Luego de un breve repaso por las voraces estepas de la inequidad, concluimos el recorrido ante un poco alentador escenario: la desigualdad crece –quizá es más intensa que nunca en la historia–, y el poder para revertir o re-programar el modelo que anima esta situación esta hoy en manos, precisamente, de aquellos que mayores beneficios obtienen de la actual situación. Como rutas de salida podríamos imaginar una poco probable concientización de la elite, que en algún momento, relativamente pronto, se de cuenta que aún sin amenazar su infinita comodidad, las riqueza podría estar mucho mejor distribuida. Otra opción sería que los gobiernos, los cuales actualmente parecen estar plácidamente sometidos ante los intereses de la élite, hicieran valer su papel como una fuerza que equilibrara el tablero de juego, opción que, por cierto, tampoco parece al menos a corto plazo, viable.
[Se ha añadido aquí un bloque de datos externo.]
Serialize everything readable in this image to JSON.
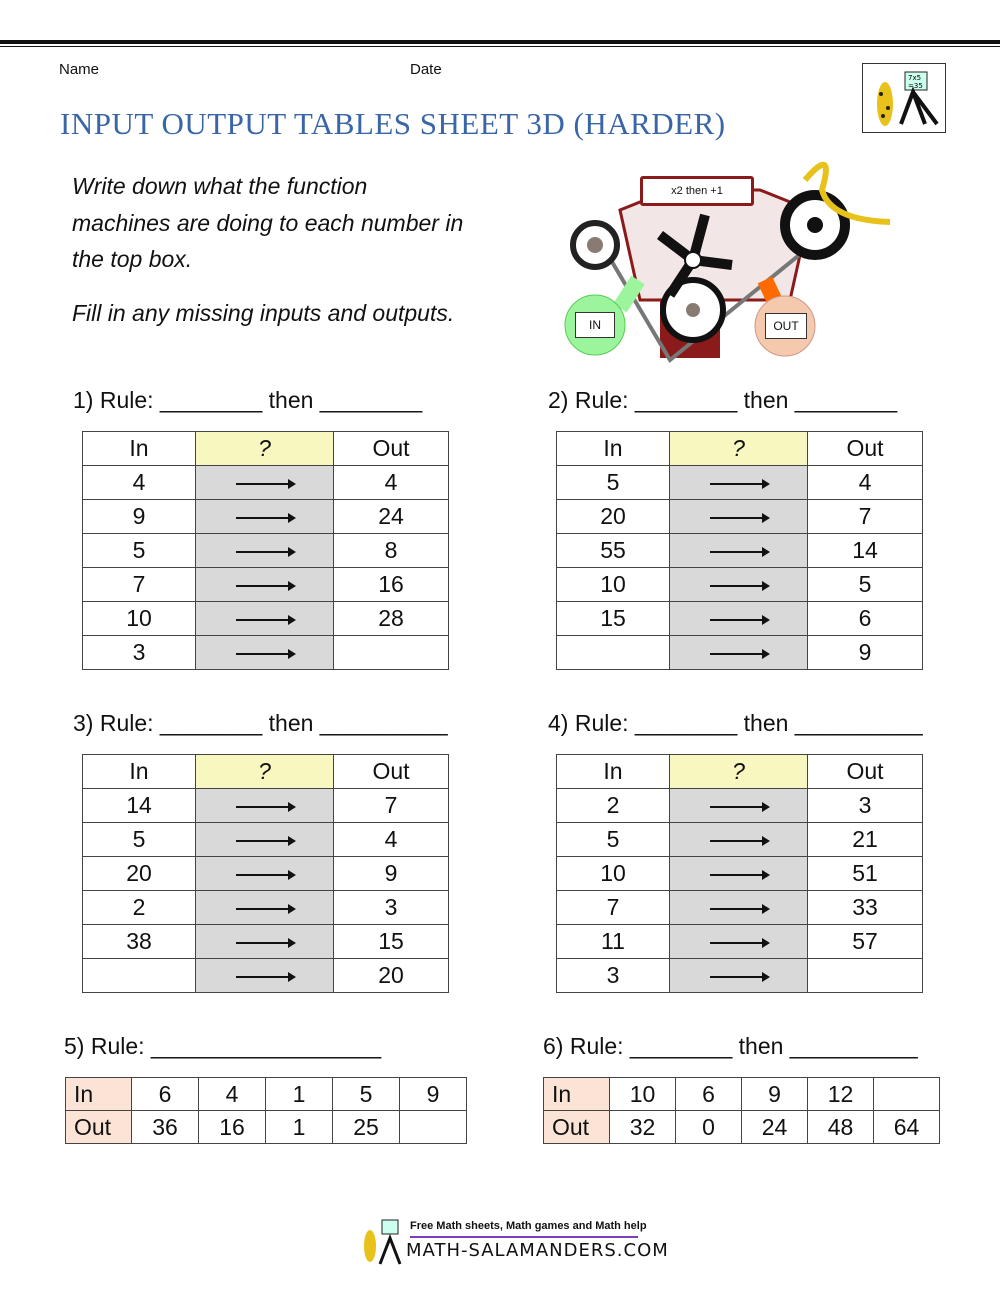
{
  "header": {
    "name_label": "Name",
    "date_label": "Date",
    "title": "INPUT OUTPUT TABLES SHEET 3D (HARDER)"
  },
  "instructions": [
    "Write down what the function",
    "machines are doing to each number in",
    "the top box.",
    "Fill in any missing inputs and outputs."
  ],
  "machine": {
    "rule_example": "x2 then +1",
    "in_label": "IN",
    "out_label": "OUT",
    "colors": {
      "in": "#9cf59c",
      "out": "#f5c9ae",
      "engine": "#8b1a1a"
    }
  },
  "headers": {
    "in": "In",
    "q": "?",
    "out": "Out"
  },
  "problems": [
    {
      "label": "1) Rule: ________ then ________",
      "rows": [
        [
          "4",
          "4"
        ],
        [
          "9",
          "24"
        ],
        [
          "5",
          "8"
        ],
        [
          "7",
          "16"
        ],
        [
          "10",
          "28"
        ],
        [
          "3",
          ""
        ]
      ]
    },
    {
      "label": "2) Rule: ________ then ________",
      "rows": [
        [
          "5",
          "4"
        ],
        [
          "20",
          "7"
        ],
        [
          "55",
          "14"
        ],
        [
          "10",
          "5"
        ],
        [
          "15",
          "6"
        ],
        [
          "",
          "9"
        ]
      ]
    },
    {
      "label": "3) Rule: ________ then __________",
      "rows": [
        [
          "14",
          "7"
        ],
        [
          "5",
          "4"
        ],
        [
          "20",
          "9"
        ],
        [
          "2",
          "3"
        ],
        [
          "38",
          "15"
        ],
        [
          "",
          "20"
        ]
      ]
    },
    {
      "label": "4) Rule: ________ then __________",
      "rows": [
        [
          "2",
          "3"
        ],
        [
          "5",
          "21"
        ],
        [
          "10",
          "51"
        ],
        [
          "7",
          "33"
        ],
        [
          "11",
          "57"
        ],
        [
          "3",
          ""
        ]
      ]
    }
  ],
  "horizontal": [
    {
      "label": "5) Rule: __________________",
      "in": [
        "6",
        "4",
        "1",
        "5",
        "9"
      ],
      "out": [
        "36",
        "16",
        "1",
        "25",
        ""
      ]
    },
    {
      "label": "6) Rule: ________ then __________",
      "in": [
        "10",
        "6",
        "9",
        "12",
        ""
      ],
      "out": [
        "32",
        "0",
        "24",
        "48",
        "64"
      ]
    }
  ],
  "footer": {
    "tagline": "Free Math sheets, Math games and Math help",
    "site": "MATH-SALAMANDERS.COM"
  }
}
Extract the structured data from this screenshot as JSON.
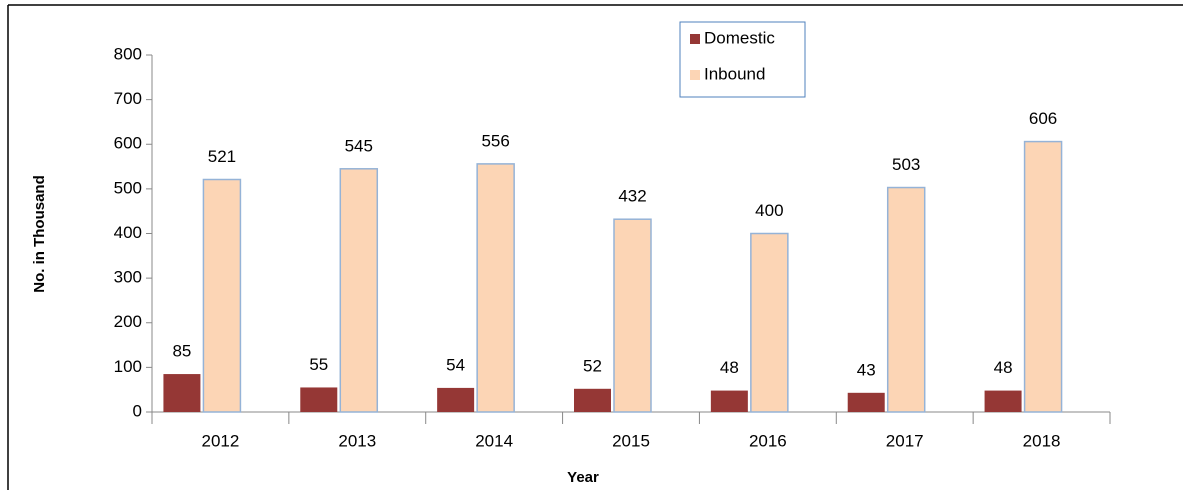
{
  "chart_data": {
    "type": "bar",
    "x_label": "Year",
    "y_label": "No. in Thousand",
    "categories": [
      "2012",
      "2013",
      "2014",
      "2015",
      "2016",
      "2017",
      "2018"
    ],
    "series": [
      {
        "name": "Domestic",
        "color": "#953735",
        "values": [
          85,
          55,
          54,
          52,
          48,
          43,
          48
        ]
      },
      {
        "name": "Inbound",
        "color": "#fcd5b5",
        "values": [
          521,
          545,
          556,
          432,
          400,
          503,
          606
        ]
      }
    ],
    "ylim": [
      0,
      800
    ],
    "yticks": [
      0,
      100,
      200,
      300,
      400,
      500,
      600,
      700,
      800
    ],
    "legend": "top"
  }
}
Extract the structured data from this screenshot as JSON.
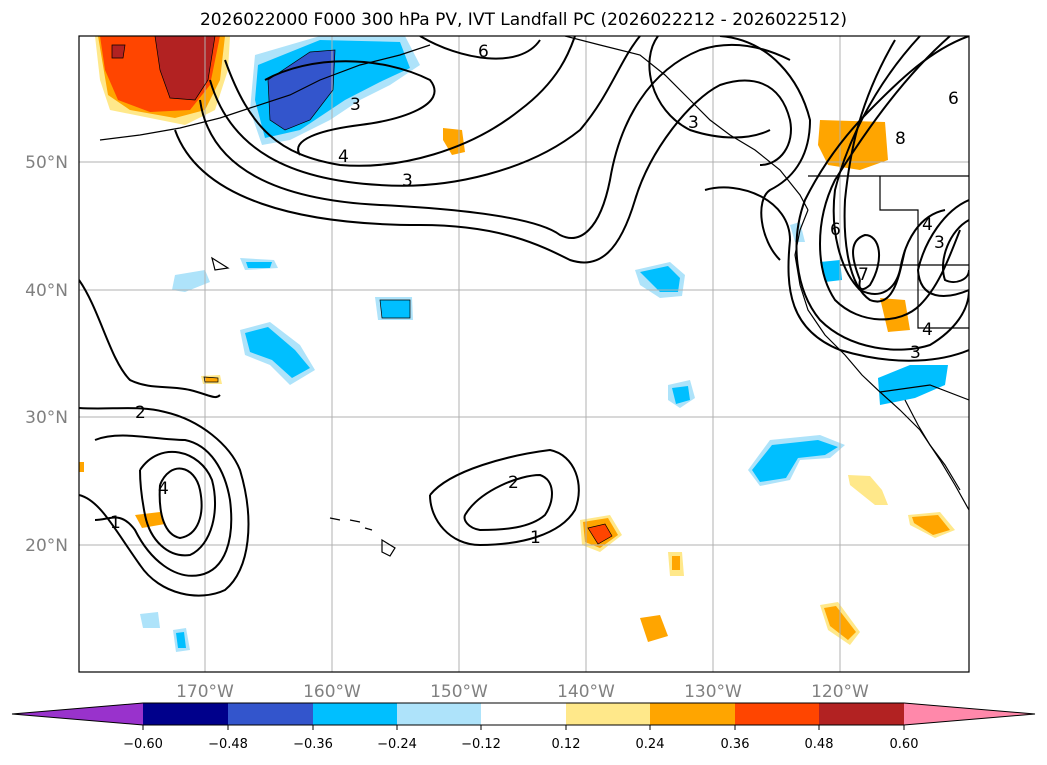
{
  "title": "2026022000 F000 300 hPa PV, IVT Landfall PC (2026022212 - 2026022512)",
  "map": {
    "lat_labels": [
      "50°N",
      "40°N",
      "30°N",
      "20°N"
    ],
    "lon_labels": [
      "170°W",
      "160°W",
      "150°W",
      "140°W",
      "130°W",
      "120°W"
    ],
    "contour_labels": [
      "6",
      "3",
      "4",
      "3",
      "2",
      "1",
      "4",
      "2",
      "1",
      "8",
      "6",
      "7",
      "4",
      "3",
      "4",
      "3",
      "3",
      "6"
    ]
  },
  "colorbar": {
    "ticks": [
      "−0.60",
      "−0.48",
      "−0.36",
      "−0.24",
      "−0.12",
      "0.12",
      "0.24",
      "0.36",
      "0.48",
      "0.60"
    ],
    "colors": {
      "under": "#9932cc",
      "c1": "#00008b",
      "c2": "#3355cc",
      "c3": "#00bfff",
      "c4": "#aee3fa",
      "c5": "#ffffff",
      "c6": "#ffe88a",
      "c7": "#ffa500",
      "c8": "#ff4500",
      "c9": "#b22222",
      "over": "#ff88aa"
    }
  }
}
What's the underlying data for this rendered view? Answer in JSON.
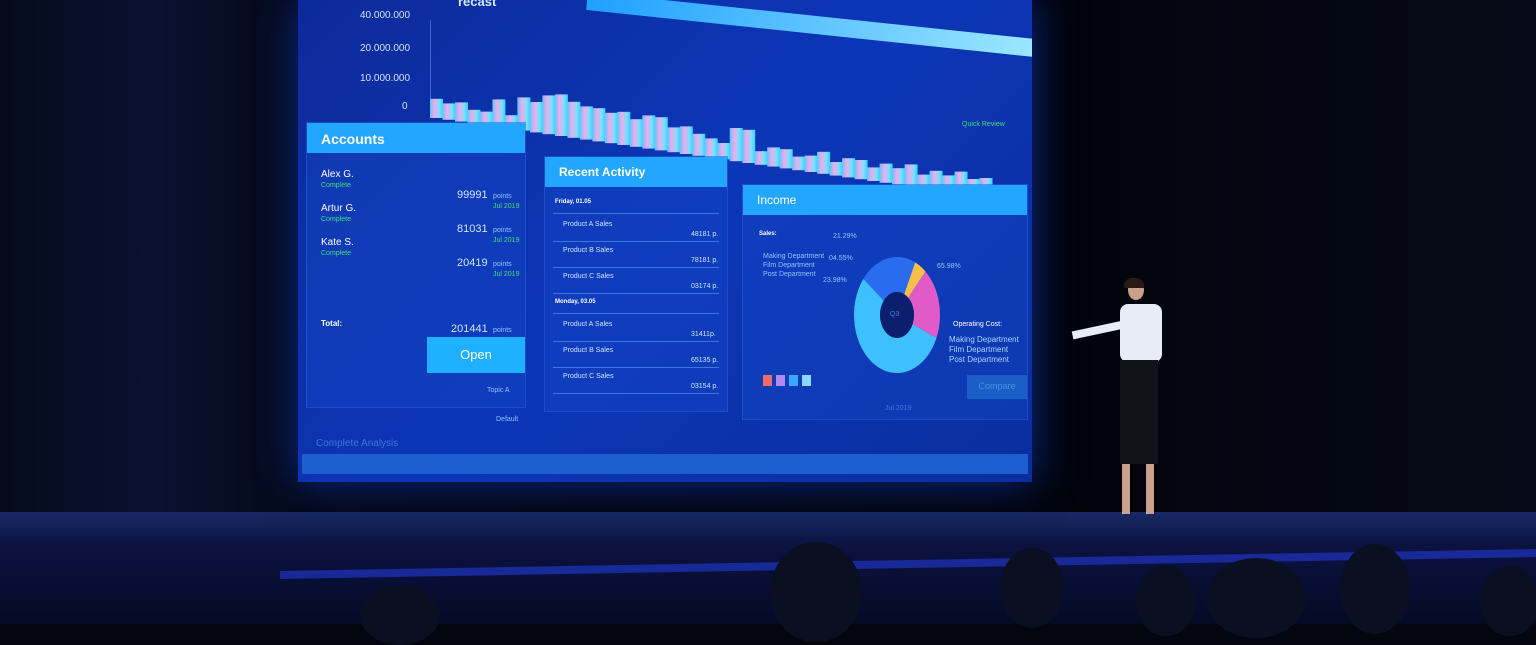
{
  "forecast": {
    "title_fragment": "recast",
    "y_ticks": [
      "40.000.000",
      "20.000.000",
      "10.000.000",
      "0"
    ],
    "quick_review": "Quick Review",
    "chart_data": {
      "type": "bar",
      "title": "recast",
      "yticks": [
        "40.000.000",
        "20.000.000",
        "10.000.000",
        "0"
      ],
      "values": [
        4,
        3,
        4,
        2,
        2,
        7,
        2,
        9,
        8,
        11,
        12,
        10,
        9,
        9,
        8,
        9,
        7,
        9,
        9,
        6,
        7,
        5,
        4,
        3,
        9,
        9,
        2,
        4,
        4,
        2,
        3,
        5,
        2,
        4,
        4,
        2,
        4,
        3,
        5,
        2,
        4,
        3,
        5,
        3,
        4
      ]
    }
  },
  "accounts": {
    "title": "Accounts",
    "items": [
      {
        "name": "Alex G.",
        "status": "Complete",
        "value": "99991",
        "unit": "points",
        "date": "Jul 2019"
      },
      {
        "name": "Artur G.",
        "status": "Complete",
        "value": "81031",
        "unit": "points",
        "date": "Jul 2019"
      },
      {
        "name": "Kate S.",
        "status": "Complete",
        "value": "20419",
        "unit": "points",
        "date": "Jul 2019"
      }
    ],
    "total_label": "Total:",
    "total_value": "201441",
    "total_unit": "points",
    "open_label": "Open",
    "topic": "Topic A",
    "default": "Default"
  },
  "activity": {
    "title": "Recent Activity",
    "groups": [
      {
        "day": "Friday, 01.05",
        "rows": [
          {
            "label": "Product A Sales",
            "value": "48181 p."
          },
          {
            "label": "Product B Sales",
            "value": "78181 p."
          },
          {
            "label": "Product C Sales",
            "value": "03174 p."
          }
        ]
      },
      {
        "day": "Monday, 03.05",
        "rows": [
          {
            "label": "Product A Sales",
            "value": "31411p."
          },
          {
            "label": "Product B Sales",
            "value": "65135 p."
          },
          {
            "label": "Product C Sales",
            "value": "03154 p."
          }
        ]
      }
    ]
  },
  "income": {
    "title": "Income",
    "sales_label": "Sales:",
    "departments": [
      "Making Department",
      "Film Department",
      "Post Department"
    ],
    "percents": [
      "21.29%",
      "04.55%",
      "23.98%",
      "65.98%"
    ],
    "center": "Q3",
    "operating_label": "Operating Cost:",
    "operating_items": [
      "Making Department",
      "Film Department",
      "Post Department"
    ],
    "compare_label": "Compare",
    "date": "Jul 2019",
    "colors": [
      "#2a6cf0",
      "#f5c04a",
      "#e05ac8",
      "#3ec0ff"
    ],
    "legend_colors": [
      "#f06a6a",
      "#b08af0",
      "#3aa8ff",
      "#8ad8ff"
    ]
  },
  "footer": {
    "analysis": "Complete Analysis"
  }
}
Finalmente viene la tercer ruta, una que depende de nosotros, la población, aquellos que evidentemente no estamos incluidos en ese 1% –y menos en el 0.001%.

El problema es que para influir de forma determinante en el escenario, tendríamos que sincronizar esfuerzos alrededor de una iniciativa que poco tiene que ver con el activismo tradicional, o las revoluciones del siglo XX –la mayoría de las cuales fueron eventualmente acomodadas en el sistema original. Supongo que el reto es aún mucho más profundo y demanda replantear individualmente la manera en la que nos auto-percibimos, y en la que procesamos nuestra realidad: con los hábitos, las relaciones, los principios, y razonamientos que la rigen. A partir de esta transformación cuyas particularidades son aún vagas para mi, y de su posterior viralización, entonces creo que podríamos dar vida a un pulso suficiente para trastocar la actual estructura. ¿Alguna propuesta?